For more star walking experiences, check with your local astronomy club or a nearby observatory. Several national parks run guided full moon hikes and events—like Nevada’s Great Basin, a designated Dark Sky Park where you’ll go out with superhero-sounding Dark Sky Rangers. Great Basin goes all-in on night sky activities, with an annual astronomy festival, and in the summer months their rangers also help run the Star Train astronomy experience based out of Ely, Nevada.
But if you’re going to go it alone, here are some tips to get you trekking out into the night. Be safe out there.
Yes, night hiking is tranquil and the trails are less crowded, but that means there are fewer options for assistance should something go haywire. Check the weather forecast before heading out, wear sturdy boots, and dress in layers, as temperatures can drop drastically at night. Take a buddy along or drop a pin for friends. Know where everything is in your pack, should you have to find something quickly without turning on your light. Have ample water on hand (and keep it near the top of your pack), and if you anticipate it getting slick as the night goes on, consider bringing some ice cleats.
Carry the optimal equipment
You want to observe the night sky, but also see where you’re going. A bright flashlight will illuminate your surroundings, but also hinder actually seeing the stars. Instead, use a flashlight or headlamp that has a red light setting as well as a white light setting. A red light allows you to light your way while still preserving night vision.
Your naked eyes are all you need to get started, but you may want to eventually invest in a telescope or binoculars for clearer views. Just make sure what you bring is compact, and not too heavy. Remember, you’ll have to lug it with you.
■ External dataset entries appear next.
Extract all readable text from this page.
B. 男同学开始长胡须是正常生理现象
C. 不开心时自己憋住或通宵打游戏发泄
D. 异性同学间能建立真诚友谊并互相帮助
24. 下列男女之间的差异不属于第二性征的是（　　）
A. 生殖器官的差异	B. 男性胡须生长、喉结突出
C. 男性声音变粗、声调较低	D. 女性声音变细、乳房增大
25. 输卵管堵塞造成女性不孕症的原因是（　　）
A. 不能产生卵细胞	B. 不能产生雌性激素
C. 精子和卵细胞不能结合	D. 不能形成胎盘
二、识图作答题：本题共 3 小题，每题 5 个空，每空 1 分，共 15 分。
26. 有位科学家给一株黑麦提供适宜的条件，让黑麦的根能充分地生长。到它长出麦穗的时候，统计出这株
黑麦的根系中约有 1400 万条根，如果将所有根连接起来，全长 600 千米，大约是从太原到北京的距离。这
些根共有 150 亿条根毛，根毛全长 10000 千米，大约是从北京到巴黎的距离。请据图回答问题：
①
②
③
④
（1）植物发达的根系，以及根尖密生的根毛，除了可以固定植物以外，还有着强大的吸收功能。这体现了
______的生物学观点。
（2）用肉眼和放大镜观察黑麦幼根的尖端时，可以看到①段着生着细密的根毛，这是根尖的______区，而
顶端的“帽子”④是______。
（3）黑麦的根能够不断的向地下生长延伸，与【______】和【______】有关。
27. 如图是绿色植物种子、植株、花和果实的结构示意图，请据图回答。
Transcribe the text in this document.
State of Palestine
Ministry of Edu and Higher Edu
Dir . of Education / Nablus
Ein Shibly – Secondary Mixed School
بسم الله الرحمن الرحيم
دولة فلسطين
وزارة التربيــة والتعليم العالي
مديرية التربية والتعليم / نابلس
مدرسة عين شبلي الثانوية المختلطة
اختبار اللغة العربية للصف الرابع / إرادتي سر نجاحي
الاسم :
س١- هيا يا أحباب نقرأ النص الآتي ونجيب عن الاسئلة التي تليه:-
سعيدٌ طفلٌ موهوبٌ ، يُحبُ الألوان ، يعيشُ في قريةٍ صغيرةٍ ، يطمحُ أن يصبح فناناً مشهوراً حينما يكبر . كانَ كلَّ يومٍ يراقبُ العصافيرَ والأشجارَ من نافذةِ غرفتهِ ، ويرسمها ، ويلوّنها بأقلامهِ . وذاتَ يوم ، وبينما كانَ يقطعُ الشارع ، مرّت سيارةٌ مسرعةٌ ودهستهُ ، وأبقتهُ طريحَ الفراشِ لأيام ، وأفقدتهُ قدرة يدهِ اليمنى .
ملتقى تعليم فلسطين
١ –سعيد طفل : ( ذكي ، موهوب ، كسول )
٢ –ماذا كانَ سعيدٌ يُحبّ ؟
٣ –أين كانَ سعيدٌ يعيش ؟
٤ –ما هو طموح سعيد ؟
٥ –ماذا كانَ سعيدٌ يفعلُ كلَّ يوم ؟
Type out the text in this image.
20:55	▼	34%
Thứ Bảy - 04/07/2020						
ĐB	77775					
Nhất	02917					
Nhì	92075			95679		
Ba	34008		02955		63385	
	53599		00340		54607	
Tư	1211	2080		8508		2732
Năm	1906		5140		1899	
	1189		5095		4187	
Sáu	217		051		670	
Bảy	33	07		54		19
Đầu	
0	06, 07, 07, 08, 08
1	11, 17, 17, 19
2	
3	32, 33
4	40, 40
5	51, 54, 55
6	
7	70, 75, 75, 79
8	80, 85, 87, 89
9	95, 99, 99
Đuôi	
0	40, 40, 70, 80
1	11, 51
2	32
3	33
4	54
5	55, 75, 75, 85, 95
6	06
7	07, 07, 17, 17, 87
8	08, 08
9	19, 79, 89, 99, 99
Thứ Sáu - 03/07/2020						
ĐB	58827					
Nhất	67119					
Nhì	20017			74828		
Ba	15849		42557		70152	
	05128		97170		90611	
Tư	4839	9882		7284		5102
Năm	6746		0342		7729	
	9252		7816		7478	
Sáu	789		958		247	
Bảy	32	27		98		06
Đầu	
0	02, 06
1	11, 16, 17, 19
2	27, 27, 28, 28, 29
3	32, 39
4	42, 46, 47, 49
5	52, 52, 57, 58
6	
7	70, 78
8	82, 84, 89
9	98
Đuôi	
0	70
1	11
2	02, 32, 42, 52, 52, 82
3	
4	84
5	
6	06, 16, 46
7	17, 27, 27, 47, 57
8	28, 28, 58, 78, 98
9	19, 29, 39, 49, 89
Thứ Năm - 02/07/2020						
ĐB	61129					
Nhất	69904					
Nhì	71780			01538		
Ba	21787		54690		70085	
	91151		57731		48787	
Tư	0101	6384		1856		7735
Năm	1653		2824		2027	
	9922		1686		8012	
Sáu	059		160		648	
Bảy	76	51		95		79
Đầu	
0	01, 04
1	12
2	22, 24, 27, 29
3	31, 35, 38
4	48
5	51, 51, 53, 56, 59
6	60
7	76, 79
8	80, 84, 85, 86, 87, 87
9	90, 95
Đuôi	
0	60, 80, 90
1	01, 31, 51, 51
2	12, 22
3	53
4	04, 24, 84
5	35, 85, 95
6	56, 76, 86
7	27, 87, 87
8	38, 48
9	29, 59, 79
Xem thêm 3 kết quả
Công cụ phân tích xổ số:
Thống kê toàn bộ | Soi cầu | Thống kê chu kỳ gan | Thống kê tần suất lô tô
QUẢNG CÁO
And do research ahead of time. Websites like NASA’s Space Place and Sky & Telescope will prepare you for what you’ll see, while apps like Star Walk 2, Sky Safari, or Star Rover will aid you while you’re out. Something else to research? The animals you might encounter. They’ll most likely be harmless but you want to know what you’re up against.
Know your terrain
Unless you’re an expert, a night hike should definitely not be the first time you’re encountering your chosen trail. “I always advise people to know and scout the locations in the day,” says Martin. “The locations I do, I’ve driven thousands of times, and prior to every tour I still drive them again just to make sure the road is open and safe, and there’s not any avalanches or things that I might be unaware of.”
Even if a trail is familiar you’ll want to take it slow, and step carefully, lest a rock jump up out of nowhere and trip you. Be especially vigilant about spotting trail markers, and if you stray off course for some prime viewing, make sure you know how to get back to the trail. Or just set up camp and wait until sunrise.